The combined MAGIC and Fermi spectrum (besides the above mentioned bump) is consistent with a flat E⁻² spectrum stretching without a break over more than three orders of magnitude in energy (2 GeV–7 TeV). This is similar to the flat VHE spectra of M 87, another radio galaxy detected at TeV energies (Aharonian et al. 2006; Albert et al. 2008b; Acciari et al. 2008). Such an extended, flat E⁻² spectrum is hard to obtain in a simple one-zone synchrotron self-Compton (SSC) model (e.g., Maraschi et al. 1992). Instead, a viable model of emission might be inverse Compton scattering of external IR photon background photons from accretion flow or from the inner jet (see, e.g., Neronov & Aharonian 2007). Alternatively, a flat spectrum can be produced in the hadronic models (e.g., Mannheim 1993; Mücke et al. 2003). In more complicated, multi-zone leptonic models, the GeV–TeV emission of a few slightly shifted inverse Compton peaks can also emulate a flat spectrum (e.g., spine–sheath layer model, Tavecchio & Ghisellini 2008, or SSC+EC model used for explaining SED of an IBL object W Com, Acciari et al. 2009b). Finally, using the model by Dominguez et al. (2010), we find that the change in the spectrum due to the absorption in the extragalactic background light radiation field is within the error of the spectral slope.
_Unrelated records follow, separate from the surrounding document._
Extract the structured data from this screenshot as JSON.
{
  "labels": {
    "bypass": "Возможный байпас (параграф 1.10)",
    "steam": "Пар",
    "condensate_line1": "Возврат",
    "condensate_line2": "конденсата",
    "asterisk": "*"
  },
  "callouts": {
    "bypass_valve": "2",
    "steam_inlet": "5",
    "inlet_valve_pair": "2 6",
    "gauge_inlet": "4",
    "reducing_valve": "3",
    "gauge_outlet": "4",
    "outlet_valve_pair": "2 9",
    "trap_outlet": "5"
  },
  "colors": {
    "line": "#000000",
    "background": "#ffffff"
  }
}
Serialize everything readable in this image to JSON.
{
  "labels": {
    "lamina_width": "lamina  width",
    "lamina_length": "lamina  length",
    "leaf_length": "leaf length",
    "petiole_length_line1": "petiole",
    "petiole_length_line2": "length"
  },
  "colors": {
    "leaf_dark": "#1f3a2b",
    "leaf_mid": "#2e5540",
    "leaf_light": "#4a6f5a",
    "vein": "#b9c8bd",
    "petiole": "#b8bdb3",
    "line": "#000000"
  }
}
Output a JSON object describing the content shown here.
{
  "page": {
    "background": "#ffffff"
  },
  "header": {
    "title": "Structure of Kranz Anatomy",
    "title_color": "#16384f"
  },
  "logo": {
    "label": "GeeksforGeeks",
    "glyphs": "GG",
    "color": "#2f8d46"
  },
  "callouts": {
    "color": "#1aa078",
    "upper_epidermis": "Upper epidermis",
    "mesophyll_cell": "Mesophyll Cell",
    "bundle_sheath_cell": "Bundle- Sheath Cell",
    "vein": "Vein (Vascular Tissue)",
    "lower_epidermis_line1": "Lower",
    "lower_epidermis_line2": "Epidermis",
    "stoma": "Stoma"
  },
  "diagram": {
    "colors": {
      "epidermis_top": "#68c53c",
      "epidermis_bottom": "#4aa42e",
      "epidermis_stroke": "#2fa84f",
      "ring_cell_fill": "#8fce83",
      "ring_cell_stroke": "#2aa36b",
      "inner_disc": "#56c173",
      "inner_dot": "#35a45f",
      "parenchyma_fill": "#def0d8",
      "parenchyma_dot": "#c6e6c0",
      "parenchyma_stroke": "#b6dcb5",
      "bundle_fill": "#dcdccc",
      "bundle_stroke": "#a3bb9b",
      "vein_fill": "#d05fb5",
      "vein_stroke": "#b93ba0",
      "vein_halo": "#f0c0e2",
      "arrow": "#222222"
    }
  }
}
IC 310 and NGC 1265 were the first two head–tail galaxy discovered by astronomers (Ryle & Windram 1968). Now, IC 310 is the first head–tail radio galaxy detected in the VHE γ-rays by ground-based telescopes as well as by the Fermi satellite. Additionally, it is also the first source discovered above 300 GeV by the MAGIC telescopes working together in stereo mode. This detection is also important for the VHE study of the Perseus cluster of galaxies. It may imply a substantial injection of high energy particles in the ICM by a non-central AGN. Those particles might have important consequences on the possible cluster γ-ray emission due to cosmic-ray acceleration (Aleksić et al. 2010a). The VHE IC 310 detection significantly enriches our knowledge of the γ-ray universe.

We thank the Instituto de Astrofísica de Canarias for the excellent working conditions at the Observatorio del Roque de los Muchachos in La Palma. The support of the German BMBF and MPG, the Italian INFN, the Swiss National Fund SNF, and the Spanish MICINN is gratefully acknowledged. This work was also supported by the Marie Curie program, by the CPAN CSD2007-00042 and MultiDark CSD2009-00064 projects of the Spanish Consolider-Ingenio 2010 programme, by grant DO02-353 of the Bulgarian NSF, by grant 127740 of the Academy of Finland, by the YIP of the Helmholtz Gemeinschaft, by the DFG Cluster of Excellence "Origin and Structure of the Universe," and by the Polish MNiSzW Grant N N203 390834. This research has made use of the NASA/IPAC Extragalactic Database (NED) which is operated by the Jet Propulsion Laboratory, California Institute of Technology, under contract with the National Aeronautics and Space Administration.